シスター・先生から(宗教朝礼)
2019.09.18
2019年9月19日放送の宗教朝礼から
おはようございます。先週、皆さんはそれぞれ、黙想の日々を過ごされ、自分の内面と向き合うことのできた貴重な体験をされたことでしょう。その余韻は今も残っているでしょうか。
この夏、8月26日に、私はマニラを訪れた5人のシスタ一達と、高山右近のゆかりの場所を訪問する機会を得ました。それは現在のマニラ市立大学となっている場所で、当時はサンタ・アナ教会として、右近一家が住居をあてがわれていたところでした。特に、説明書きもなく、ひっそりした教会の隅に木造の高山右近の小さな像があるだけでした。
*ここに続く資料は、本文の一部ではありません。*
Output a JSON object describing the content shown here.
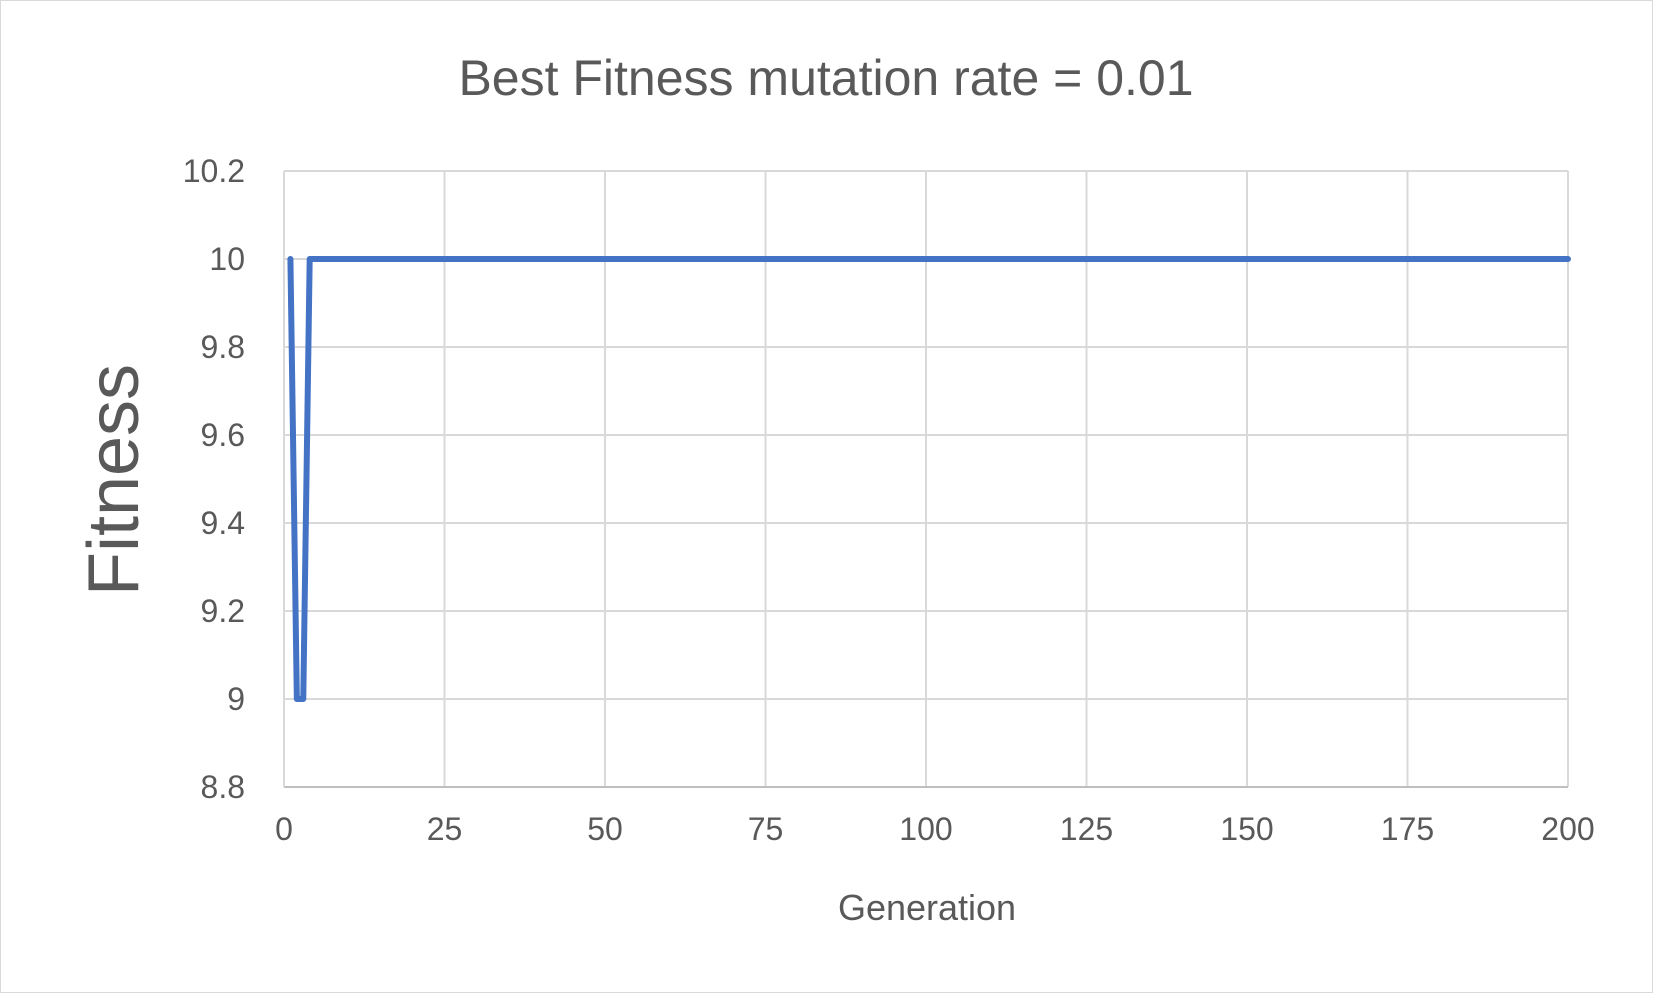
{
  "chart_data": {
    "type": "line",
    "title": "Best Fitness mutation rate = 0.01",
    "xlabel": "Generation",
    "ylabel": "Fitness",
    "xlim": [
      0,
      200
    ],
    "ylim": [
      8.8,
      10.2
    ],
    "x_ticks": [
      "0",
      "25",
      "50",
      "75",
      "100",
      "125",
      "150",
      "175",
      "200"
    ],
    "y_ticks": [
      "10.2",
      "10",
      "9.8",
      "9.6",
      "9.4",
      "9.2",
      "9",
      "8.8"
    ],
    "grid": true,
    "legend": "none",
    "series": [
      {
        "color": "#4472c4",
        "x": [
          1,
          2,
          3,
          4,
          5,
          25,
          50,
          75,
          100,
          125,
          150,
          175,
          200
        ],
        "y": [
          10,
          9,
          9,
          10,
          10,
          10,
          10,
          10,
          10,
          10,
          10,
          10,
          10
        ]
      }
    ]
  }
}
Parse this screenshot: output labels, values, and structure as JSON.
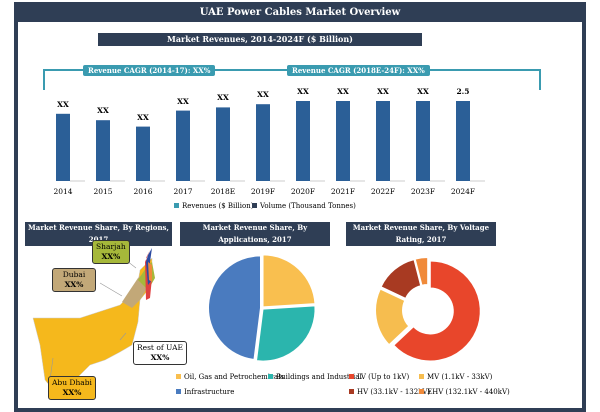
{
  "title": "UAE Power Cables Market Overview",
  "revenue_chart": {
    "title": "Market Revenues, 2014-2024F ($ Billion)",
    "cagr1": "Revenue CAGR (2014-17): XX%",
    "cagr2": "Revenue CAGR (2018E-24F): XX%",
    "legend": [
      "Revenues ($ Billion)",
      "Volume (Thousand Tonnes)"
    ]
  },
  "regions": {
    "title": "Market Revenue Share, By Regions, 2017",
    "labels": [
      {
        "name": "Sharjah",
        "value": "XX%",
        "color": "#a6b83a"
      },
      {
        "name": "Dubai",
        "value": "XX%",
        "color": "#c2a878"
      },
      {
        "name": "Rest of UAE",
        "value": "XX%",
        "color": "#ffffff"
      },
      {
        "name": "Abu Dhabi",
        "value": "XX%",
        "color": "#f5b81c"
      }
    ]
  },
  "chart_data": [
    {
      "type": "bar",
      "categories": [
        "2014",
        "2015",
        "2016",
        "2017",
        "2018E",
        "2019F",
        "2020F",
        "2021F",
        "2022F",
        "2023F",
        "2024F"
      ],
      "series": [
        {
          "name": "Revenues ($ Billion)",
          "values": [
            2.1,
            1.9,
            1.7,
            2.2,
            2.3,
            2.4,
            2.5,
            2.5,
            2.5,
            2.5,
            2.5
          ],
          "data_labels": [
            "XX",
            "XX",
            "XX",
            "XX",
            "XX",
            "XX",
            "XX",
            "XX",
            "XX",
            "XX",
            "2.5"
          ],
          "color": "#2b5f97"
        }
      ],
      "grid": false,
      "legend": "bottom"
    },
    {
      "type": "pie",
      "title": "Market Revenue Share, By Applications, 2017",
      "categories": [
        "Oil, Gas and Petrochemicals",
        "Buildings and Industrial",
        "Infrastructure"
      ],
      "values": [
        24,
        28,
        48
      ],
      "colors": [
        "#f9bf4f",
        "#2bb5ad",
        "#4a7bbf"
      ],
      "legend": "bottom"
    },
    {
      "type": "pie",
      "donut": true,
      "title": "Market Revenue Share, By Voltage Rating, 2017",
      "categories": [
        "LV (Up to 1kV)",
        "MV (1.1kV - 33kV)",
        "HV (33.1kV - 132kV)",
        "EHV (132.1kV - 440kV)"
      ],
      "values": [
        63,
        19,
        14,
        4
      ],
      "colors": [
        "#e8462b",
        "#f6bd4f",
        "#a83a22",
        "#f08a3a"
      ],
      "legend": "bottom"
    }
  ]
}
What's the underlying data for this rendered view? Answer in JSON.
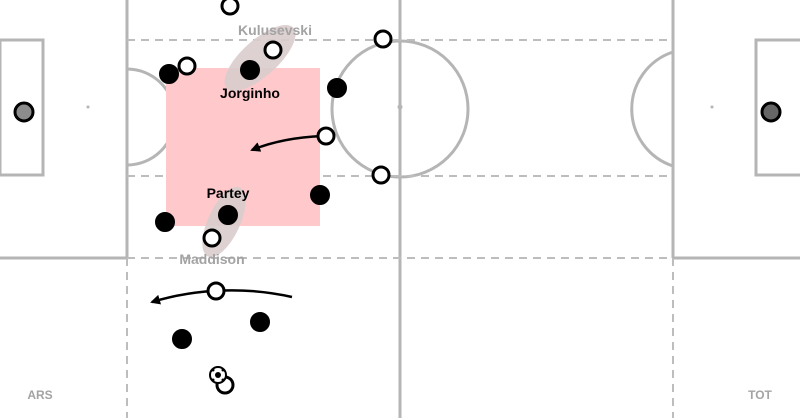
{
  "teams": {
    "left": {
      "name": "ARS",
      "color": "#000000"
    },
    "right": {
      "name": "TOT",
      "color": "#ffffff"
    }
  },
  "players": {
    "jorginho": {
      "name": "Jorginho",
      "team": "ARS"
    },
    "partey": {
      "name": "Partey",
      "team": "ARS"
    },
    "kulusevski": {
      "name": "Kulusevski",
      "team": "TOT"
    },
    "maddison": {
      "name": "Maddison",
      "team": "TOT"
    }
  },
  "colors": {
    "pitch_lines": "#b5b5b5",
    "zone_highlight": "#ffc9cc",
    "pair_highlight": "#d9cccc",
    "ars_player": "#000000",
    "tot_player": "#ffffff",
    "keeper": "#8c8c8c",
    "label_dark": "#000000",
    "label_muted": "#a3a3a3"
  },
  "icons": {
    "ball": "soccer-ball-icon",
    "movement_arrow": "arrow-icon"
  }
}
そのことが彼の謙虚な人柄とキリストへの信仰のみに生きた生涯を物語っているように思えました。2年前、2017年2月7日に高山右近がカトリック教会により列福されたことを覚えていらっしゃることと思います。1614年、キリシタン大名であった彼は国外追放の刑に処せられたのでした。右近とその家族は船に詰め込まれ、33日間の暴風雨と逆風にさらされての厳しい船旅の末、1614年12月21日にマニラに上陸。マニラのホワン・デ・シルバ総督は彼の命を懸けての信仰を守り通したことをたたえ、大歓迎したとのことです。街をあげてのお祝いで迎えられたことでしょう。それに対して、彼は次のように答えたとのことです。
「追放者である私は、貧しくても慎ましい信仰を続け、残り少ない生涯を神に捧げたい。」
私はこの言葉に彼の信仰が本物だったと確信しました。
マニラに着いて、慣れない気候風土と長旅による疲れのせいで、右近は高熱に侵され、上陸後、たった1か月後の1615年2月4日の深夜、亡くなりました。どんな気持ちで、このつらい日々を彼は送っていたのでしょうか。本国に残り、殉教していった人たちを想いながら、自分がこのような運命をたどったことに疑いを持たなかったのか、そんな誘惑にかられなかったのか、私は考えてしまいました。死期が迫っている中で、右近が家族に語った記録が残っています。
「泣くのをよしなさい。幸福な未来のことを考えなさい。慈悲深い神が皆を守ってくださるというのに、他に何を求めるものがあるだろうか。見知らぬ国へきてもっとつらい修業が待っていると覚悟していたろう。ところが見てのとおり、我々は生まれ故郷にいるより愛情や慈悲深い人たちに恵まれて暮らしてきたではないか。これはすべて神のみ心がなす業であり、そして私の亡き後も、今にまして君たちをお守りくださるであろう。」
熱い太陽の光をあびながら、しばし教会の外で私は今の自分の生活を振り返っていました。出来事の安全性、確実性や有効性のみ求めてしまっている自分なのではないか。 目に見えない神様への信仰はどこにあるのだろうか。異国の地で、何が次に起こるかもしれない不確実で不安定な過酷な状況の中で、神にすべてをゆだれられた高山右近に、その信仰を教えてくださいと祈りました。不二聖心女子学院の守護の聖人、聖フィリピン・デュシェ一ンの生涯が重ねて思い出されます。
神様、どうぞ、私たちに、目に見えない世界の価値を教えてください。近視眼的になりがちな私たちにあなたの知恵と光を注いでください。つらいことに出会ったときに、高山右近の言葉を思い出させてください。